Open Access

FROM ADOLESCENCE TO ADULTHOOD: A PATIENT-CENTERED, LONGITUDINAL REAPPRAISAL OF IDIOPATHIC SCOLIOSIS OUTCOMES THROUGH NATURAL HISTORY, SURGICAL INTERVENTION, AND THE SMALLEST WORTHWHILE EFFECT FRAMEWORK

4 Department of Orthopaedic Sciences, University of Bern, Switzerland

Abstract

Adolescent idiopathic scoliosis is traditionally defined as a three-dimensional spinal deformity emerging during growth without a clearly identifiable cause, yet its clinical and social significance extends far beyond adolescence. Over the last four decades, large natural-history cohorts, long-term observational studies, and postoperative follow-ups have demonstrated that idiopathic scoliosis is not a benign childhood condition but a lifelong musculoskeletal disorder with complex consequences for pain, function, self-image, respiratory capacity, and quality of life. Simultaneously, the interpretation of treatment success in adult scoliosis has evolved, driven by patient-reported outcome measures and by a growing recognition that statistical significance alone does not equate to meaningful improvement.
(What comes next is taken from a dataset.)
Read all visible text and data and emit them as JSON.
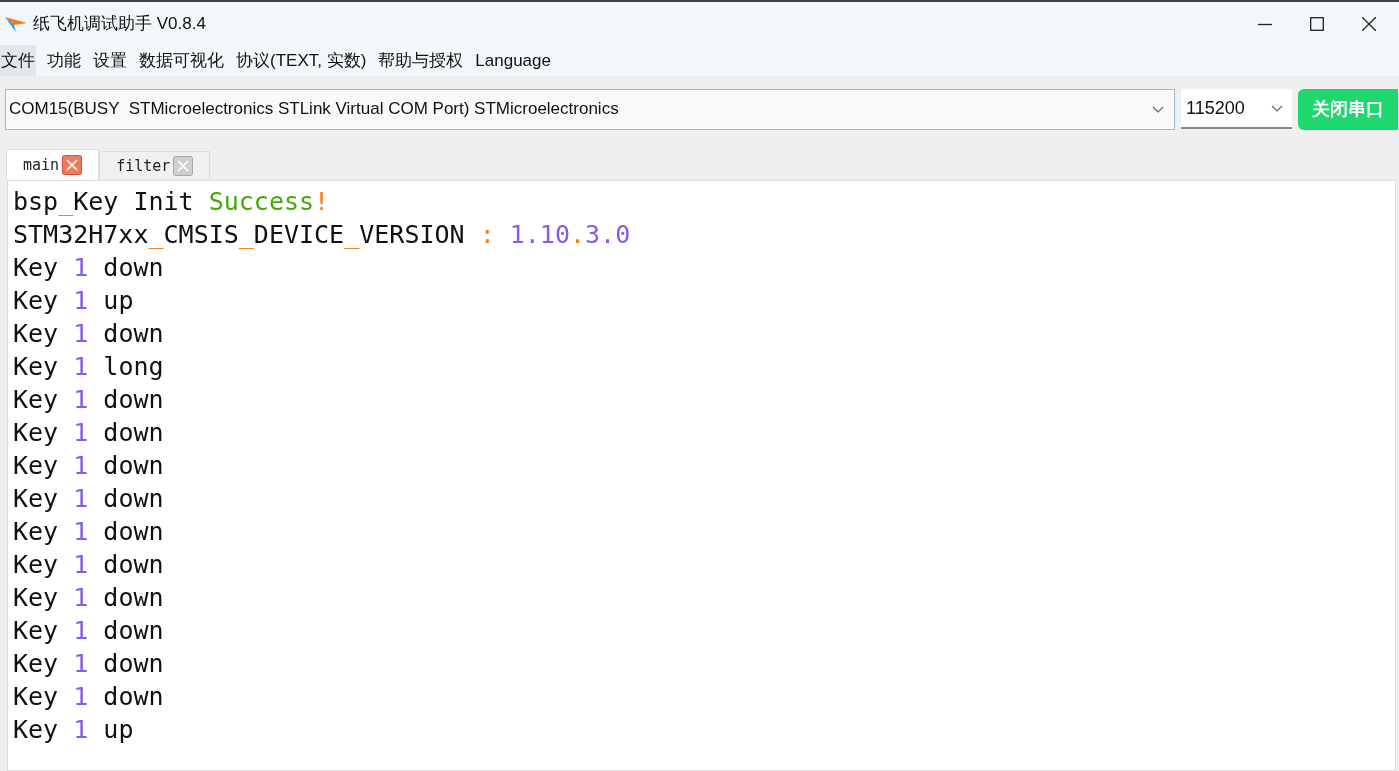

The concept of the smallest worthwhile effect, originally developed in physiotherapy and pharmacologic research, has recently emerged as a more patient-centered and ethically grounded alternative to conventional minimal clinically important difference thresholds. This article integrates these two bodies of scholarship to produce a unified, longitudinal and patient-anchored interpretation of adolescent idiopathic scoliosis from its onset through adulthood.

Drawing exclusively on established natural-history studies, contemporary adult follow-ups, and methodological research on smallest worthwhile effect, this work re-examines how progression, symptoms, disability, and treatment benefits should be interpreted. Long-term cohorts have demonstrated that untreated idiopathic scoliosis can remain stable in many individuals yet may also progress, causing increasing pain, cardiopulmonary compromise, and psychosocial distress decades after skeletal maturity (Weinstein et al., 1981; Weinstein et al., 2003; Weinstein, 2019; Erwin et al., 2020). Surgical correction in adolescence can alter curve magnitude and alignment, but adult outcomes show persistent variability in pain and quality of life, indicating that radiographic correction does not guarantee durable symptomatic relief (Helenius et al., 2019; Ansari et al., 2024). These realities expose a fundamental gap in outcome evaluation: clinicians often rely on structural or statistically derived thresholds, whereas patients prioritize whether a change is actually worth the risks, burden, and long-term trade-offs of treatment.

The smallest worthwhile effect framework addresses this gap by explicitly integrating benefit–harm trade-offs into outcome interpretation. Rather than asking whether a score change is statistically or minimally important, the framework asks how much improvement a patient requires before considering an intervention worthwhile given its risks, costs, and inconveniences (Ferreira et al., 2013; Ferreira, 2018; Hansford et al., 2024). Finch (2025) extended this paradigm to adult idiopathic scoliosis, arguing that traditional minimal clinically important difference values underestimate the magnitude of benefit patients demand when faced with surgery, prolonged rehabilitation, or lifelong implants. When applied to scoliosis, this framework reveals that many interventions classified as “effective” may fail to reach the threshold of meaningfulness from the patient’s perspective.

Through a comprehensive synthesis of natural history, adult outcomes, and patient-centered measurement theory, this article argues that adolescent idiopathic scoliosis should be conceptualized as a lifelong risk condition rather than a childhood deformity, and that treatment success should be judged by whether it delivers benefits that exceed the smallest worthwhile effect for the individual. Such a reframing has profound implications for clinical decision-making, shared decision-making, and health-policy evaluation. It suggests that early intervention, observation, and surgery must all be evaluated not merely by their ability to change curves or scores but by their capacity to produce improvements that patients truly value across decades of life.